Ma è accaduto proprio così. Lo scorso agosto, solo due mesi dopo le storiche elezioni parlamentari, salutate dalla comunità internazionale come una pietra miliare nella transazione democratica del Paese, decine di onorevoli del nuovo Parlamento libico sono dovuti fuggire precipitosamente da Tripoli. Nella capitale infuriavano gli scontri tra la coalizione islamista, guidata dalle agguerrite milizie di Misurata e i gruppi legati al potente clan degli Zintani, vicini alla coalizione più laica.

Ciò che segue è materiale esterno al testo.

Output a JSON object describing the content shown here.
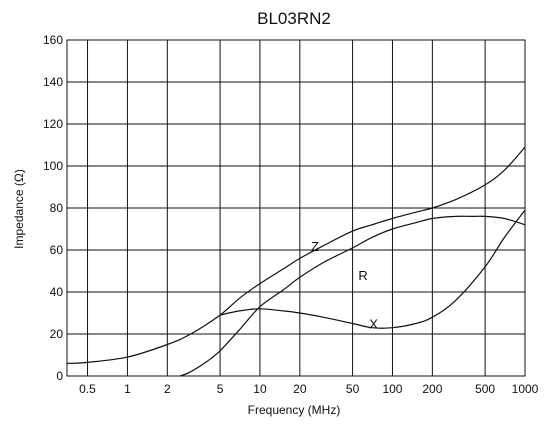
{
  "chart_data": {
    "type": "line",
    "title": "BL03RN2",
    "xlabel": "Frequency (MHz)",
    "ylabel": "Impedance (Ω)",
    "xscale": "log",
    "xlim": [
      0.35,
      1000
    ],
    "ylim": [
      0,
      160
    ],
    "grid": true,
    "x_ticks": [
      0.5,
      1,
      2,
      5,
      10,
      20,
      50,
      100,
      200,
      500,
      1000
    ],
    "x_tick_labels": [
      "0.5",
      "1",
      "2",
      "5",
      "10",
      "20",
      "50",
      "100",
      "200",
      "500",
      "1000"
    ],
    "y_ticks": [
      0,
      20,
      40,
      60,
      80,
      100,
      120,
      140,
      160
    ],
    "y_tick_labels": [
      "0",
      "20",
      "40",
      "60",
      "80",
      "100",
      "120",
      "140",
      "160"
    ],
    "series": [
      {
        "name": "Z",
        "x": [
          0.35,
          0.5,
          1,
          2,
          3,
          5,
          7,
          10,
          15,
          20,
          30,
          50,
          70,
          100,
          150,
          200,
          300,
          500,
          700,
          1000
        ],
        "y": [
          6,
          6.5,
          9,
          15,
          20,
          29,
          37,
          44,
          51,
          56,
          62,
          69,
          72,
          75,
          78,
          80,
          84,
          91,
          98,
          109
        ]
      },
      {
        "name": "R",
        "x": [
          2.5,
          3,
          4,
          5,
          7,
          10,
          15,
          20,
          30,
          50,
          70,
          100,
          150,
          200,
          300,
          400,
          500,
          700,
          1000
        ],
        "y": [
          0,
          2,
          7,
          12,
          22,
          33,
          41,
          47,
          54,
          61,
          66,
          70,
          73,
          75,
          76,
          76,
          76,
          75,
          72
        ]
      },
      {
        "name": "X",
        "x": [
          5,
          7,
          10,
          15,
          20,
          30,
          50,
          70,
          100,
          150,
          200,
          300,
          500,
          700,
          1000
        ],
        "y": [
          29,
          31,
          32,
          31,
          30,
          28,
          25,
          23,
          23,
          25,
          28,
          36,
          52,
          66,
          79
        ]
      }
    ],
    "annotations": [
      {
        "text": "Z",
        "x": 26,
        "y": 62
      },
      {
        "text": "R",
        "x": 60,
        "y": 48
      },
      {
        "text": "X",
        "x": 72,
        "y": 25
      }
    ]
  }
}
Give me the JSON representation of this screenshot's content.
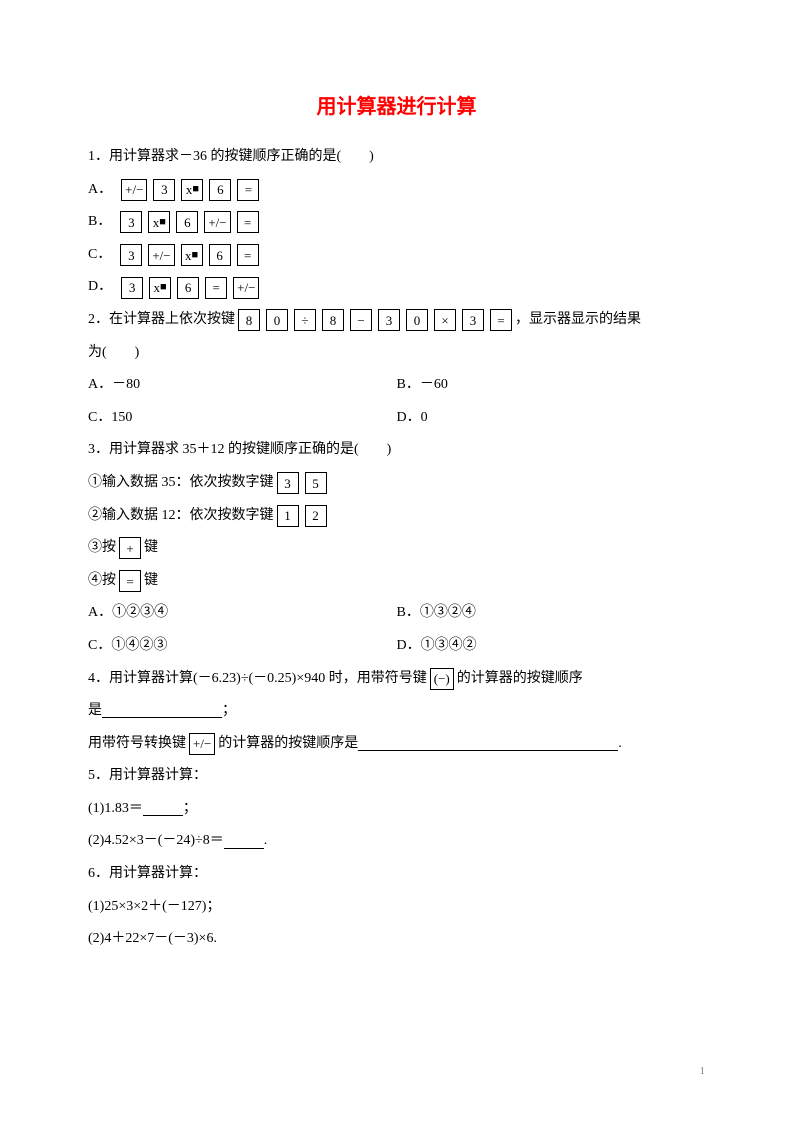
{
  "title": "用计算器进行计算",
  "q1": {
    "stem": "1．用计算器求－36 的按键顺序正确的是(　　)",
    "labels": {
      "a": "A．",
      "b": "B．",
      "c": "C．",
      "d": "D．"
    },
    "keys": {
      "pm": "+/−",
      "n3": "3",
      "n6": "6",
      "eq": "=",
      "xsq_pre": "x",
      "xsq_sq": "■"
    }
  },
  "q2": {
    "pre": "2．在计算器上依次按键",
    "post": "，显示器显示的结果",
    "post2": "为(　　)",
    "keys": {
      "n8": "8",
      "n0": "0",
      "div": "÷",
      "minus": "−",
      "n3": "3",
      "mul": "×",
      "eq": "="
    },
    "opts": {
      "a": "A．－80",
      "b": "B．－60",
      "c": "C．150",
      "d": "D．0"
    }
  },
  "q3": {
    "stem": "3．用计算器求 35＋12 的按键顺序正确的是(　　)",
    "s1pre": "①输入数据 35：依次按数字键",
    "s2pre": "②输入数据 12：依次按数字键",
    "s3pre": "③按",
    "s3post": "键",
    "s4pre": "④按",
    "s4post": "键",
    "keys": {
      "n3": "3",
      "n5": "5",
      "n1": "1",
      "n2": "2",
      "plus": "+",
      "eq": "="
    },
    "opts": {
      "a": "A．①②③④",
      "b": "B．①③②④",
      "c": "C．①④②③",
      "d": "D．①③④②"
    }
  },
  "q4": {
    "pre": "4．用计算器计算(－6.23)÷(－0.25)×940 时，用带符号键",
    "mid": "的计算器的按键顺序",
    "line2a": "是",
    "line2b": "；",
    "line3a": "用带符号转换键",
    "line3b": "的计算器的按键顺序是",
    "line3c": ".",
    "keys": {
      "neg": "(−)",
      "pm": "+/−"
    }
  },
  "q5": {
    "stem": "5．用计算器计算：",
    "p1a": "(1)1.83＝",
    "p1b": "；",
    "p2a": "(2)4.52×3－(－24)÷8＝",
    "p2b": "."
  },
  "q6": {
    "stem": "6．用计算器计算：",
    "p1": "(1)25×3×2＋(－127)；",
    "p2": "(2)4＋22×7－(－3)×6."
  },
  "pageNum": "1",
  "colors": {
    "title": "#ff0000",
    "text": "#000000",
    "pagenum": "#808080",
    "bg": "#ffffff"
  }
}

I primi hanno avuto la meglio. I nuovi parlamentari avrebbero dovuto partire alla volta di Bengasi. D'altronde la nuova ma ancora provvisoria Costituzione prevedeva che il Parlamento si insediasse a Tripoli e venisse poi trasferito nella capitale della Cirenaica, la regione nordorientale da cui partita la rivolta contro Muammar Gheddafi, nel febbraio del 2011. Una decisione per cercare di sopire le accese aspirazioni secessionistiche della Cirenaica, la regione più ricca del Paese. Ma anche Bengasi era territorio off limits. Con cellule ancora più estremiste che ancora in settembre controllavano e dettavano legge in diversi quartieri della città. Per non parlare della città di Derna, a due ore di macchina a nord, proclamata un Califfato islamico da gruppi di estremisti che non hanno esitato ad annunciare la loro alleanza con lo spietato Califfo dello Stato islamico, Abu Bakr al-Baghdadi.

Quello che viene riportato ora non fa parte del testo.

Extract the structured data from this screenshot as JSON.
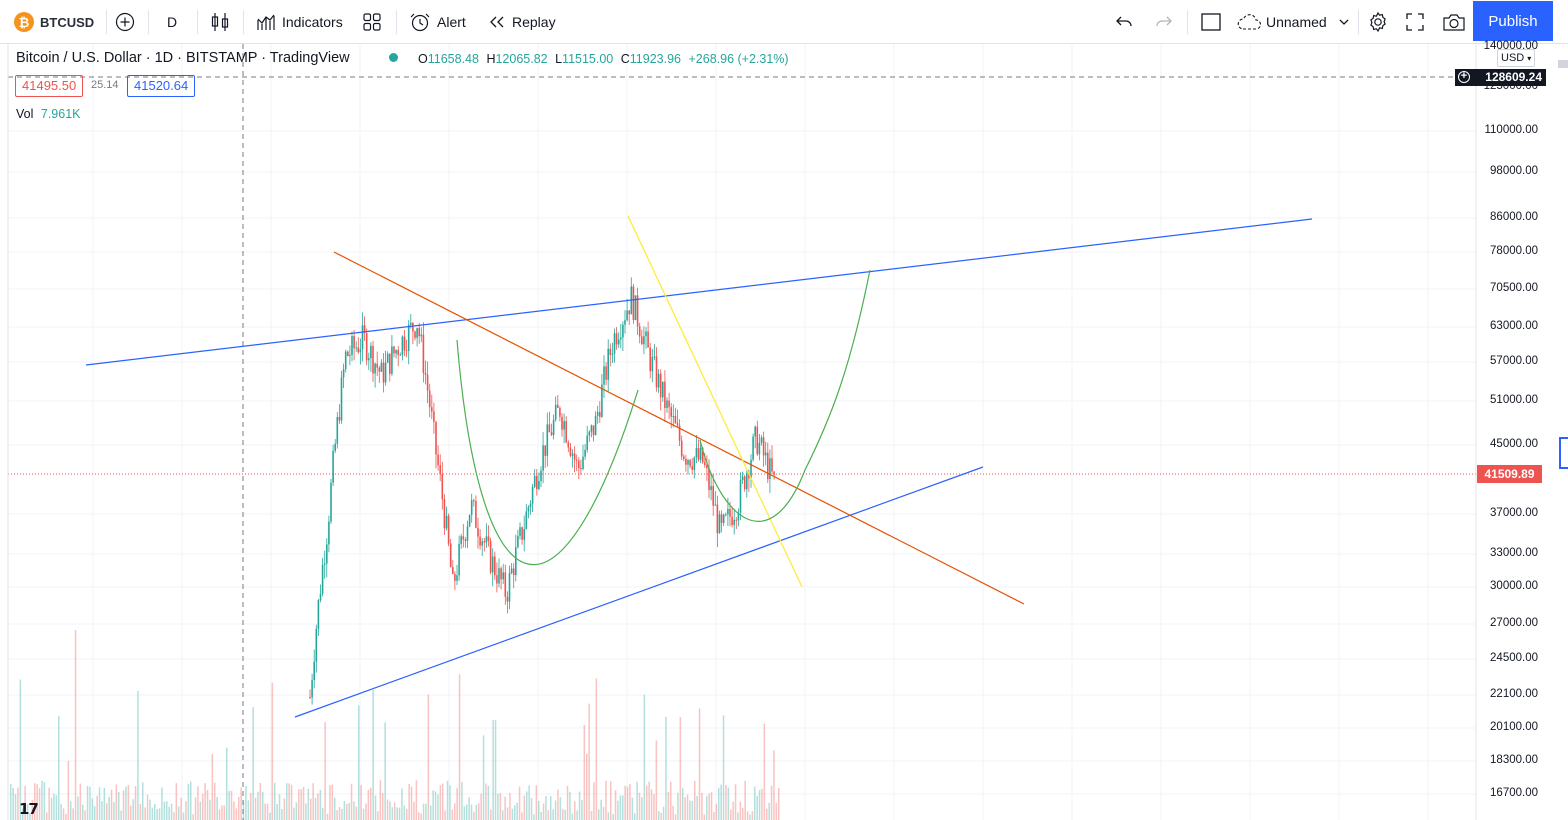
{
  "toolbar": {
    "symbol": "BTCUSD",
    "interval": "D",
    "indicators_label": "Indicators",
    "alert_label": "Alert",
    "replay_label": "Replay",
    "layout_name": "Unnamed",
    "publish_label": "Publish"
  },
  "legend": {
    "title": "Bitcoin / U.S. Dollar · 1D · BITSTAMP · TradingView",
    "open_label": "O",
    "open": "11658.48",
    "high_label": "H",
    "high": "12065.82",
    "low_label": "L",
    "low": "11515.00",
    "close_label": "C",
    "close": "11923.96",
    "change": "+268.96 (+2.31%)",
    "bid": "41495.50",
    "spread": "25.14",
    "ask": "41520.64",
    "vol_label": "Vol",
    "vol_value": "7.961K"
  },
  "axis": {
    "currency": "USD",
    "crosshair_price": "128609.24",
    "last_price": "41509.89",
    "labels": [
      "140000.00",
      "125000.00",
      "110000.00",
      "98000.00",
      "86000.00",
      "78000.00",
      "70500.00",
      "63000.00",
      "57000.00",
      "51000.00",
      "45000.00",
      "37000.00",
      "33000.00",
      "30000.00",
      "27000.00",
      "24500.00",
      "22100.00",
      "20100.00",
      "18300.00",
      "16700.00"
    ]
  },
  "colors": {
    "up": "#26a69a",
    "down": "#ef5350",
    "accent": "#2962ff",
    "trend_blue": "#2962ff",
    "trend_orange": "#e65100",
    "trend_yellow": "#ffeb3b",
    "arc_green": "#4caf50"
  },
  "chart_data": {
    "type": "candlestick",
    "symbol": "BTCUSD",
    "interval": "1D",
    "y_scale": "log",
    "ylim": [
      16000,
      140000
    ],
    "last_price": 41509.89,
    "approx_path": [
      22000,
      36000,
      58000,
      61000,
      55000,
      60000,
      64000,
      45000,
      30000,
      38000,
      33000,
      29500,
      36000,
      44000,
      50000,
      42000,
      48000,
      61000,
      68500,
      58000,
      50000,
      44000,
      43000,
      35000,
      38500,
      46000,
      40500
    ]
  }
}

Restava Tobruk, ridente cittadina di 110mila abitanti al confine con l'Egitto circondata però da un territorio ostile. Lontana da Bengasi, 5-6 ore di auto. E separata da Tripoli da 1.300 chilometri di costa.
Ecco quindi la soluzione. Affittare un traghetto per ospitare le famiglie degli onorevoli in fuga. Diciassettemila tonnellate di stazza, con una capacità di 1.874 passeggeri e di 620 automobili, l'Elyros, nave di punta della compagnia greca Anek Lines in servizio da Patrasso ad Ancona, si è così trasformata in un hotel galleggiante. I camerieri greci erano quasi increduli. Non erano abituati a servire una clientela composta di affabili uomini libici in giacca e cravatta, sempre attaccati ai loro cellulari e ai computer. Tantomeno vedere i corridoi trasformati in parchi giochi per i bambini. E servire a volte le bevande nel salone del ponte, improvvisato a sala conferenze quando la situazione non consentiva agli onorevoli di riunirsi nell'Hotel sul porto allestito a Parlamento.